Daily living requires us to connect and communicate with others. Social situations can include our interactions with co-workers, family, friends, potential mates, neighbors or the grocery store clerk.

Lacking confidence in social situations can happen even when interactions are brief, with few expectations held. Lacking confidence in more important or intimate situations is often associated with the higher expectations of significant personal goals. It is important to recognize that the perception of being “one who lacks confidence in social situations” has been accepted and absorbed by the stubborn robotic subconscious mind. The subconscious mind cannot be forced or willed to accept a new perception, it must be actively taught.

Help yourself begin to create a more confident persona by:

1. Recognizing that feeling confident in social situations is not about "having or not having" the ability. Make a conscious decision to invest time and energy in improving your confidence in in daily social situations.

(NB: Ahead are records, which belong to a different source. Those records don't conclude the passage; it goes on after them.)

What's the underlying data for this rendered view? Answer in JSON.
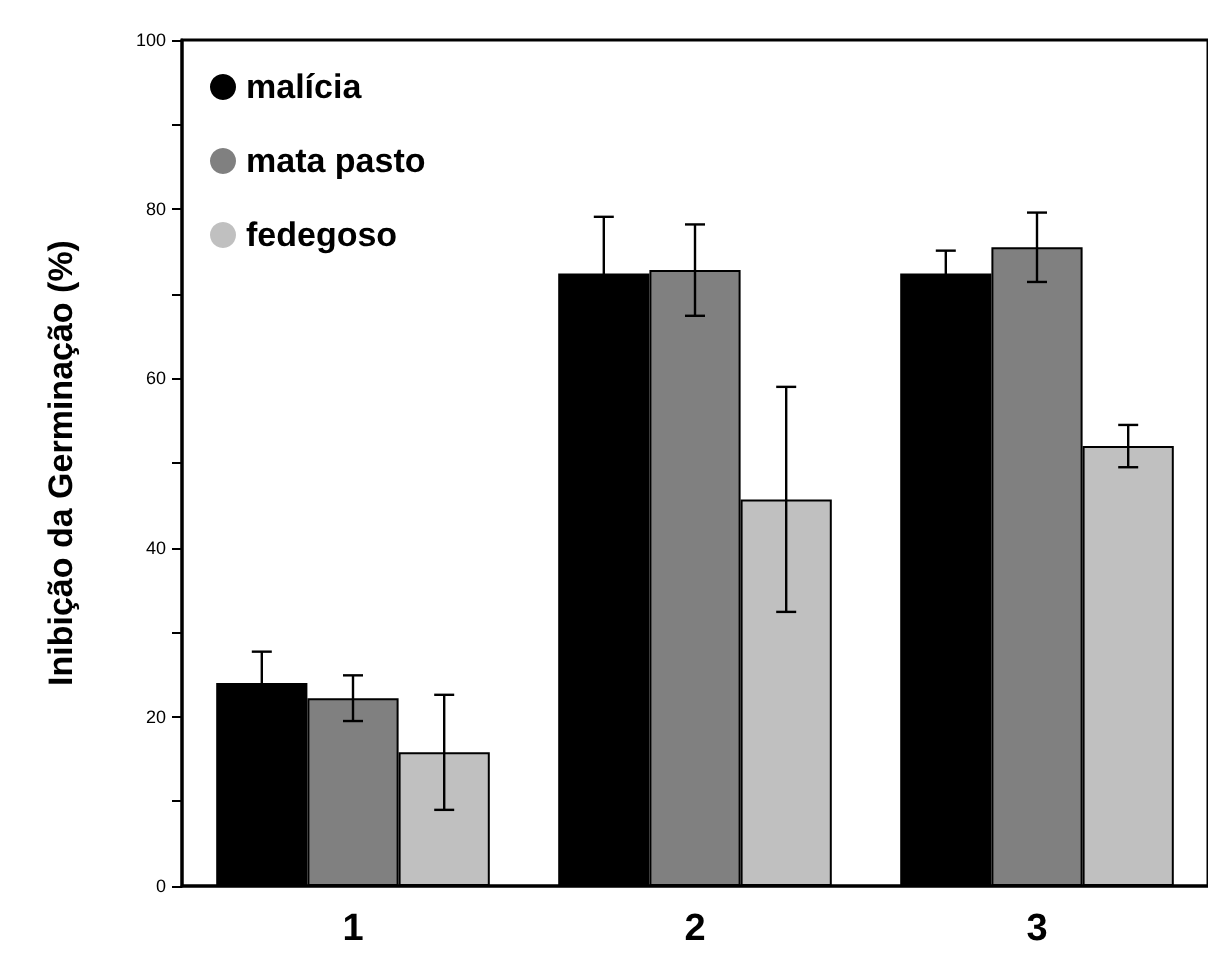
{
  "chart_data": {
    "type": "bar",
    "ylabel": "Inibição da Germinação (%)",
    "categories": [
      "1",
      "2",
      "3"
    ],
    "series": [
      {
        "name": "malícia",
        "color": "#000000",
        "values": [
          24.0,
          72.4,
          72.4
        ],
        "errors": [
          3.7,
          6.7,
          2.7
        ]
      },
      {
        "name": "mata pasto",
        "color": "#808080",
        "values": [
          22.2,
          72.8,
          75.5
        ],
        "errors": [
          2.7,
          5.4,
          4.1
        ]
      },
      {
        "name": "fedegoso",
        "color": "#c0c0c0",
        "values": [
          15.8,
          45.7,
          52.0
        ],
        "errors": [
          6.8,
          13.3,
          2.5
        ]
      }
    ],
    "ylim": [
      0,
      100
    ],
    "yticks": [
      0,
      {
        "value": 10,
        "label": null
      },
      20,
      {
        "value": 30,
        "label": null
      },
      40,
      {
        "value": 50,
        "label": null
      },
      60,
      {
        "value": 70,
        "label": null
      },
      80,
      {
        "value": 90,
        "label": null
      },
      100
    ],
    "grid": false,
    "legend": "top left",
    "marker": "circle"
  }
}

2. Be crystal clear on the benefits of becoming more confident in social situations. If our "why" is lukewarm we tend to have a difficult time investing time and energy in self-improvement efforts. Take the time to write down the benefits. There is something amazing about putting pen to paper to help solidify intentions.

3. Learn to ask non-threatening questions and pay attention to answers. Many socially anxious people are so internally focused that they fail to pick up cues. Challenge yourself to paraphrase back if need be..."so do you mean...?"

4. Commit to a daily practice of asking a few simple light questions outside of your significant relationships. Use less threatening situations to build your confidence.

For example, any time you find yourself waiting in a line up waiting to pay for a coffee or groceries:

-"Geez do you think spring is ever going to come?"

-"I am thinking of trying something new, what’s your favourite thing to order here?"

-"I see you are buying tomatoes, do you think the produce is better here then...?" (Safeway, Sobeys, Superstore, Walmart etc.)

Are these 4 simple ideas the end all and be all to becoming more confident in social situations? No, but for some they are a pretty darn good start.